You’ve written this pattern a hundred times:
conn = get_connection()
try:
result = conn.execute(query)
finally:
conn.close()
It works. But scatter it across 50 functions and eventually someone forgets the finally. Or adds an early return before the cleanup. Or catches an exception and forgets to re-raise.
Then you’re debugging connection leaks at 2am wondering why your pool is exhausted.
There’s a better way. And you already know half of it.
The pattern you already use
with open("data.csv") as f:
content = f.read()
# file is closed here, guaranteed
The with statement guarantees cleanup happens — even if an exception fires, even if you return early. No discipline required.
The good news: you can build your own.
Creating a context manager in 5 lines
from contextlib import contextmanager
@contextmanager
def get_db_connection(host: str, port: int):
conn = psycopg2.connect(host=host, port=port)
try:
yield conn
finally:
conn.close()
That’s it. The yield separates setup from cleanup:
- Everything before
yieldruns when entering thewithblock - The yielded value becomes the
asvariable - Everything after
yield(infinally) runs when exiting — always
Usage:
with get_db_connection("localhost", 5432) as conn:
result = conn.execute("SELECT * FROM users")
# conn.close() called automatically
Patterns that save time in data engineering
Timer for any operation
import time
from contextlib import contextmanager
@contextmanager
def timed(operation: str):
start = time.perf_counter()
yield
elapsed = time.perf_counter() - start
print(f"{operation} took {elapsed:.2f}s")
with timed("load_parquet"):
df = pd.read_parquet("huge_file.parquet")
# prints: load_parquet took 4.23s
No return value needed — sometimes you just want setup/teardown around a block.
Temporary file that cleans itself
from pathlib import Path
from uuid import uuid4
from contextlib import contextmanager
@contextmanager
def temp_parquet(df: pd.DataFrame):
path = Path(f"/tmp/{uuid4()}.parquet")
df.to_parquet(path)
try:
yield path
finally:
path.unlink(missing_ok=True)
with temp_parquet(my_dataframe) as path:
# path exists and contains the data
upload_to_s3(path)
# file is deleted, even if upload_to_s3 crashes
Database transaction
@contextmanager
def transaction(conn):
try:
yield conn
conn.commit()
except Exception:
conn.rollback()
raise
with get_db_connection("localhost", 5432) as conn:
with transaction(conn):
conn.execute("INSERT INTO users ...")
conn.execute("INSERT INTO audit_log ...")

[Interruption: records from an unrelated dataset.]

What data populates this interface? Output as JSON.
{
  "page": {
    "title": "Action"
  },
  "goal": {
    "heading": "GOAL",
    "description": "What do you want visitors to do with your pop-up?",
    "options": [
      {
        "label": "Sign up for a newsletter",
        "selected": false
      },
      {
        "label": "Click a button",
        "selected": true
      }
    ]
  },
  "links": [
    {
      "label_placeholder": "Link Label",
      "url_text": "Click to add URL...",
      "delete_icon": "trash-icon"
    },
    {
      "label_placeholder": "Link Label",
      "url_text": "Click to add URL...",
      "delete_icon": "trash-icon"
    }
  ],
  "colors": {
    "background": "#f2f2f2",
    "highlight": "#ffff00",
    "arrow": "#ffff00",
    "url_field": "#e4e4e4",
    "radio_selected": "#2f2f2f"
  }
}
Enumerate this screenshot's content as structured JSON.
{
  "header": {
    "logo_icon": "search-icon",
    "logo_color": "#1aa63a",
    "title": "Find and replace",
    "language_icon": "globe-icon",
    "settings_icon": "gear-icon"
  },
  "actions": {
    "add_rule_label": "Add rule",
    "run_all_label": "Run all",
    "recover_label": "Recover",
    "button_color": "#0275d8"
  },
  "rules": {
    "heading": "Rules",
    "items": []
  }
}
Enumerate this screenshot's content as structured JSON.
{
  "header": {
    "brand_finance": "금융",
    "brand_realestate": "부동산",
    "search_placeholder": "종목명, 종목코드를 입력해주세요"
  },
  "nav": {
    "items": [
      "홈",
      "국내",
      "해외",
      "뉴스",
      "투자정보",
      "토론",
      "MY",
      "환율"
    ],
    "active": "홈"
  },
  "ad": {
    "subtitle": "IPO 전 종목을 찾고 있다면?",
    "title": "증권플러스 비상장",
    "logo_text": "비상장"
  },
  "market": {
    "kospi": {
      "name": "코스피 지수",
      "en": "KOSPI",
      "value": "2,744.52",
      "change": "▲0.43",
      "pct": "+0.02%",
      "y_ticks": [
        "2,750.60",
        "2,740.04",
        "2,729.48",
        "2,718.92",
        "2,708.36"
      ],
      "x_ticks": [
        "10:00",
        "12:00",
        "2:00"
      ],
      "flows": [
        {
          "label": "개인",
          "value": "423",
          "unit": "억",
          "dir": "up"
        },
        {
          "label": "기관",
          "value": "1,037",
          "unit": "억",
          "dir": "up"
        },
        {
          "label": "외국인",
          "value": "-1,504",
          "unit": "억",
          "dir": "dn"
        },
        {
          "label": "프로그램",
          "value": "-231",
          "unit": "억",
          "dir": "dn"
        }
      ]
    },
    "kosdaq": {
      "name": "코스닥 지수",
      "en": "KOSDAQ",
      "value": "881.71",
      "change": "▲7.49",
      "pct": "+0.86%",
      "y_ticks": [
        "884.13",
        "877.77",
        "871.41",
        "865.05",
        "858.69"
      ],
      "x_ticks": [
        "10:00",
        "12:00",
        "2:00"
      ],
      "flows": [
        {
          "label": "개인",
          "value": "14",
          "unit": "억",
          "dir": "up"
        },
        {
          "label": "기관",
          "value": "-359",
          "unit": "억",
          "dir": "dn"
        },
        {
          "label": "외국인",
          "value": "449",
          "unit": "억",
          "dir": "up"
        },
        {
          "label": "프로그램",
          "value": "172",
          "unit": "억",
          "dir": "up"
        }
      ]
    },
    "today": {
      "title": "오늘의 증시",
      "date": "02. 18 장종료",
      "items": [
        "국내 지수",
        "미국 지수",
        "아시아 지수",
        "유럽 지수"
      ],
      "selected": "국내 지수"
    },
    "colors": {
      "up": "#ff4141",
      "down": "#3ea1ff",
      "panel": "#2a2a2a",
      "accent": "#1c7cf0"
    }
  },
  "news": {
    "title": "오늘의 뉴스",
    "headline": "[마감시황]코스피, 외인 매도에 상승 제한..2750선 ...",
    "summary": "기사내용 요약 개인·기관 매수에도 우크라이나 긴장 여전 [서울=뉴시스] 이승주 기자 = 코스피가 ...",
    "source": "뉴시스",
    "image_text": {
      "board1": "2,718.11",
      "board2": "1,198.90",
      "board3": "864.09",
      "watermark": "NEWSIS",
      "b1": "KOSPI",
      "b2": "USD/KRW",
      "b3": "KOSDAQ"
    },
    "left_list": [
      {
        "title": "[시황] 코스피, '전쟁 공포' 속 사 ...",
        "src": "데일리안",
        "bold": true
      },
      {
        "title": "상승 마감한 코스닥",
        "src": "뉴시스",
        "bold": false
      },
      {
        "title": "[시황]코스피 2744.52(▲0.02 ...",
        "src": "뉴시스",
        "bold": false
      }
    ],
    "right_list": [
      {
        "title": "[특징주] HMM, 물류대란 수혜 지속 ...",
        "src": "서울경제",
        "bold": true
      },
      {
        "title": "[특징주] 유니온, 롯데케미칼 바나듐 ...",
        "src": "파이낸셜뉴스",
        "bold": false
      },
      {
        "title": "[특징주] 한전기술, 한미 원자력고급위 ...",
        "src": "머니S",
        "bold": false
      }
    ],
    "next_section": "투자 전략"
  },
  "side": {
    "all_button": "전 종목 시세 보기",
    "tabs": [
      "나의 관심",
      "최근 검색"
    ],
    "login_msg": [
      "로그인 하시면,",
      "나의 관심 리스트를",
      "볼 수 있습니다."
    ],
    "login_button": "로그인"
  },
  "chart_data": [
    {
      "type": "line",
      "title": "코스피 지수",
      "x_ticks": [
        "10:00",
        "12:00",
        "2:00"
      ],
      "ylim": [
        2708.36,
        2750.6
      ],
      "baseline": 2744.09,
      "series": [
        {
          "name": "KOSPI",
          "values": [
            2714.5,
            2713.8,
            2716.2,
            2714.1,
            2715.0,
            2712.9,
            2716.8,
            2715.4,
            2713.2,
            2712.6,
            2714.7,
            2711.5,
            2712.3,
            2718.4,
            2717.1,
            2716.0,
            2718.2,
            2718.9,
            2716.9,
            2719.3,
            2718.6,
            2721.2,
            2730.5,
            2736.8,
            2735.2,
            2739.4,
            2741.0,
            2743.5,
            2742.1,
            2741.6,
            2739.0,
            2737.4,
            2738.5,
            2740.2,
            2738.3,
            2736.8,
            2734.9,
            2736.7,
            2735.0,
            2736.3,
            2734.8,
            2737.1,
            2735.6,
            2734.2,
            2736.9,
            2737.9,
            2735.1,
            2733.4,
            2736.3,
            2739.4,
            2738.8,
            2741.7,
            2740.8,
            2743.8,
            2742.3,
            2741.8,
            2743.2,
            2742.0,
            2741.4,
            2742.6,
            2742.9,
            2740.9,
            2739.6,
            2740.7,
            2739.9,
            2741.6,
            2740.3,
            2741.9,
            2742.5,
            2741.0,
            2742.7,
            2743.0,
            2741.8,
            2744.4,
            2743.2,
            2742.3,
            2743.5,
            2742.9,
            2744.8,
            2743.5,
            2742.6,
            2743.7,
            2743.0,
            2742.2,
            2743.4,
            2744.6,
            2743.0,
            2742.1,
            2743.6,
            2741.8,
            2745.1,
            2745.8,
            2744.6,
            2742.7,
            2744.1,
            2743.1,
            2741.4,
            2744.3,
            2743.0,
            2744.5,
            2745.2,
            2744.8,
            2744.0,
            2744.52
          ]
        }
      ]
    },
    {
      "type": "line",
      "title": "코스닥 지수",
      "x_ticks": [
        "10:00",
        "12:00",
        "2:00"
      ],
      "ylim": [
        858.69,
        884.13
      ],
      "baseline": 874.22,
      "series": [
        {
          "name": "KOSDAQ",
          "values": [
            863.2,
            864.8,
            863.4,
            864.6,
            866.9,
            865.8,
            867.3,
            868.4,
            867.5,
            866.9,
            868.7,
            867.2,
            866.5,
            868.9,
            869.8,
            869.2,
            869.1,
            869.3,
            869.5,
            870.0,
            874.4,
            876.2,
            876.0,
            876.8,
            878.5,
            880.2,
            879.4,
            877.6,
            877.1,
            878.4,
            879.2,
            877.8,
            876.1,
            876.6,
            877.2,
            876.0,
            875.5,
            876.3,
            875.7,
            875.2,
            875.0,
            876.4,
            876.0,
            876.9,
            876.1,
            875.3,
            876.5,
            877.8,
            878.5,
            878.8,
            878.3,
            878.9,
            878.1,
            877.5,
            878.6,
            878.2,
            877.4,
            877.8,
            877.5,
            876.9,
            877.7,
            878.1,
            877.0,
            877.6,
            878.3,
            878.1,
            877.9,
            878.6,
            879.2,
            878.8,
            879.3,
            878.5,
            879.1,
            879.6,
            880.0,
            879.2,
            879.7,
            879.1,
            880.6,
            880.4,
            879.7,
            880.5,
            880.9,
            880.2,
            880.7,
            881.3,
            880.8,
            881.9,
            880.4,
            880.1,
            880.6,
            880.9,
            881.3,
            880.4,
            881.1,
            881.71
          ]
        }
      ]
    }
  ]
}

# both commit, or both rollback
Temporary working directory
import os
from pathlib import Path
from contextlib import contextmanager
@contextmanager
def working_directory(path: Path):
original = Path.cwd()
os.chdir(path)
try:
yield
finally:
os.chdir(original)
with working_directory(Path("/data/project")):
# all relative paths resolve from /data/project
process_files()
# back to original directory
Spark session lifecycle
@contextmanager
def spark_session(app_name: str):
spark = SparkSession.builder.appName(app_name).getOrCreate()
try:
yield spark
finally:
spark.stop()
with spark_session("daily_etl") as spark:
df = spark.read.parquet("s3://bucket/data/")
# ... process ...
# spark.stop() called automatically
Returning something vs returning nothing
Two patterns:
# Returns a resource — use "as"
with get_db_connection(...) as conn:
conn.execute(...)
# Just wraps a block — no "as" needed
with timed("operation"):
do_stuff()
Both are valid. The yield can yield a value or yield nothing.
Stacking multiple context managers
Python 3.10+ lets you stack them cleanly:
with (
get_db_connection(config.database) as conn,
timed("full_pipeline"),
temp_directory() as tmpdir,
):
# all three are set up
# all three will clean up in reverse order
...
Before 3.10, use contextlib.ExitStack for dynamic stacking, or just nest them:
with get_db_connection(config.database) as conn:
with timed("full_pipeline"):
...
When to use @contextmanager vs a class
You can also write context managers as classes with __enter__ and __exit__:
class DBConnection:
def __init__(self, host: str, port: int):
self.host = host
self.port = port
self.conn = None
def __enter__(self):
self.conn = psycopg2.connect(host=self.host, port=self.port)
return self.conn
def __exit__(self, exc_type, exc_val, exc_tb):
self.conn.close()
return False # don't suppress exceptions
When to use which:
| Approach | When |
|---|---|
@contextmanager | 90% of cases — simple, readable, less boilerplate |
Class with __enter__/__exit__ | Need to store state, reuse the manager, or customize exception handling |
The class approach gives you access to exception info in __exit__, which matters if you want to handle errors differently. For most cleanup scenarios, @contextmanager wins.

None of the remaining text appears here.